You really just need the Schwarz Inequality and some basic linear algebra over $\mathbb{C}$. For a derivation of the uncertainty relations see Sakurai for instance.

3. Jan 16, 2012

kokolovehuh

I guess it is easier said than done ;|
Could you type it up or put on a link for the proof? I'm lost.

4. Jan 16, 2012

Staff: Mentor

The momentum and position wave functions are basically Fourier transforms of each other, with a factor of $1 / \sqrt{2 \pi \hbar}$ thrown in:

$$\phi(p) = \frac{1}{\sqrt{2 \pi \hbar}} \int_{-\infty}^{+\infty} {\psi(x) e^{-ipx/\hbar} dx}$$

$$\psi(x) = \frac{1}{\sqrt{2 \pi \hbar}} \int_{-\infty}^{+\infty} {\phi(p) e^{+ipx/\hbar} dp}$$

There is a general uncertainty relation that applies to functions that are Fourier transforms of each other, see the third equation of the section "Uncertainty Principle" here:

http://en.wikipedia.org/wiki/Fourier_transform#Uncertainty_principle

You can presumably find the proof in a textbook or perhaps a Web site about Fourier transforms.

http://en.wikipedia.org/wiki/Uncertainty_principle_for_the_short-time_Fourier_transform#Proof_of_the_uncertainty_principle [Broken]

Unfortunately the notation is different on the two pages. I leave it as an exercise to the student to make them consistent, and perform the change of variables to x and p.

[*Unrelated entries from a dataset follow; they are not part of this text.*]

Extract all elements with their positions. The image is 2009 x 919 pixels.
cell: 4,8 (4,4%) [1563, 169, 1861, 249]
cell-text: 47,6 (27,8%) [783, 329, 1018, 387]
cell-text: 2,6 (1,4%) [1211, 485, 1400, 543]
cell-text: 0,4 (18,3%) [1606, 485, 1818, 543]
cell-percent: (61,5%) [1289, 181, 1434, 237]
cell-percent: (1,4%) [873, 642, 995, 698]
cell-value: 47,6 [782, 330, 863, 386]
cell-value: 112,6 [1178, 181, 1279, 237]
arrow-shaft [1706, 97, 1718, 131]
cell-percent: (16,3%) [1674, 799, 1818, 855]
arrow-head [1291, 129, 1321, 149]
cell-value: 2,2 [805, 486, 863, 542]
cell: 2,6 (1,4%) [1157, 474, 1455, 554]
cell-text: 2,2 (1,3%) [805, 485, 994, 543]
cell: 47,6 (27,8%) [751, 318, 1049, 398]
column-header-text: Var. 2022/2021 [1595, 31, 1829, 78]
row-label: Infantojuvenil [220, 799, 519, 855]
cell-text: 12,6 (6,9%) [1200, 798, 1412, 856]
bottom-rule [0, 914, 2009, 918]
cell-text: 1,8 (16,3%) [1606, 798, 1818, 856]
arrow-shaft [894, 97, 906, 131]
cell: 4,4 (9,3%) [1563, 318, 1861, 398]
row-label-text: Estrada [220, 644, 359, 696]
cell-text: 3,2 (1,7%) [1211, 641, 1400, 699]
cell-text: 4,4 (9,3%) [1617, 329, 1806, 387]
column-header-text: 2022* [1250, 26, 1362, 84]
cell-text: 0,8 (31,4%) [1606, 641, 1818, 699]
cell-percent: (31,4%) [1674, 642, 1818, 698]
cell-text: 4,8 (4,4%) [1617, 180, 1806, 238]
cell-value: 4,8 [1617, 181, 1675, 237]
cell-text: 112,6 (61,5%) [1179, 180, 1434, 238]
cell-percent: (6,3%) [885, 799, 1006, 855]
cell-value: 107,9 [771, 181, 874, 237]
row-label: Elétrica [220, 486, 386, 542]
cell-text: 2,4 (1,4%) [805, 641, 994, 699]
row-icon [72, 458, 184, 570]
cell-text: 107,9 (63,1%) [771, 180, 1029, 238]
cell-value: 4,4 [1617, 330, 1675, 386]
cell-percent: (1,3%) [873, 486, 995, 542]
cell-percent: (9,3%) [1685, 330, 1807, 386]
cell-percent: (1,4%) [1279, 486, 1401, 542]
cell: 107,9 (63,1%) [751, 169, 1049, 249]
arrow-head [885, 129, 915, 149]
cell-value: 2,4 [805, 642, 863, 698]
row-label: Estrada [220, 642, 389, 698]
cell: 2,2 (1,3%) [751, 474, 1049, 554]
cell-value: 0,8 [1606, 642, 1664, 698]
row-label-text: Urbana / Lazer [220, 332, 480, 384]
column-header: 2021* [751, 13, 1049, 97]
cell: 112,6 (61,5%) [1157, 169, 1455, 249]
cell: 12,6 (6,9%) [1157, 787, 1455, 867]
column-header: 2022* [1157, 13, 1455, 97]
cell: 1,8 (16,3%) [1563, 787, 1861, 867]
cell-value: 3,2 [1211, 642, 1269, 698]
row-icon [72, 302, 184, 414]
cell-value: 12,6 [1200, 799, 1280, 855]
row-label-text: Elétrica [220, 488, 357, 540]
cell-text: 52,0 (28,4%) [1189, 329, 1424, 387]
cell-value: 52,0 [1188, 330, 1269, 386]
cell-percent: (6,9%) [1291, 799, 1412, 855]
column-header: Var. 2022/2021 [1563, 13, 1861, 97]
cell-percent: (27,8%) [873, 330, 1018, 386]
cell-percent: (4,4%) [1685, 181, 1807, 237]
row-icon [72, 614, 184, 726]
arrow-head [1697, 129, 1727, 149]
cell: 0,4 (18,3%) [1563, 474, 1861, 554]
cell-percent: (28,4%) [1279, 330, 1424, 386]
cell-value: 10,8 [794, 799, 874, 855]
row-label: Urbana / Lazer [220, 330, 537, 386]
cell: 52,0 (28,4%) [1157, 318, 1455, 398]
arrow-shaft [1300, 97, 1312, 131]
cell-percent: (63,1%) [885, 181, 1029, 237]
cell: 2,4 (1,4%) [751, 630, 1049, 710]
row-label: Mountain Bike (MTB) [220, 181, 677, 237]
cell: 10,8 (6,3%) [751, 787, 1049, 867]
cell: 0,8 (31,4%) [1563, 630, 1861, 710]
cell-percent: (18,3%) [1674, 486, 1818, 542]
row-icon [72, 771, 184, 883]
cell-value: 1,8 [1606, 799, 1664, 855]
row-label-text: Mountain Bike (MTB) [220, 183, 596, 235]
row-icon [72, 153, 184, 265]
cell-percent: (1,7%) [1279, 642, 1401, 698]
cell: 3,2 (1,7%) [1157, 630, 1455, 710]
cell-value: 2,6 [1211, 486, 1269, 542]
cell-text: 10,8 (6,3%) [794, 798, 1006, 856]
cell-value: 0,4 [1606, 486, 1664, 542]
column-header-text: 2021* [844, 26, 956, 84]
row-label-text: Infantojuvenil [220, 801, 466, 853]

Last edited by a moderator: May 5, 2017
5. Jan 16, 2012

jfy4

Well, I wont do it for you, but I'll certainly set it up for you. The Schwarz Inequality $(a|a)(b|b)\geq |(a|b)|^2$. Then let $\Delta A=A-(|A|)$ and set $|a)=\Delta A|)$ and let $|b)=\Delta B|)$. Then note that the expectation values of hermitian operators are real and the expectation values of anti-hermitian operators are purely imaginary. Give this a shot.

Last edited: Jan 16, 2012
6. Jan 16, 2012

kokolovehuh

thanks, you guys!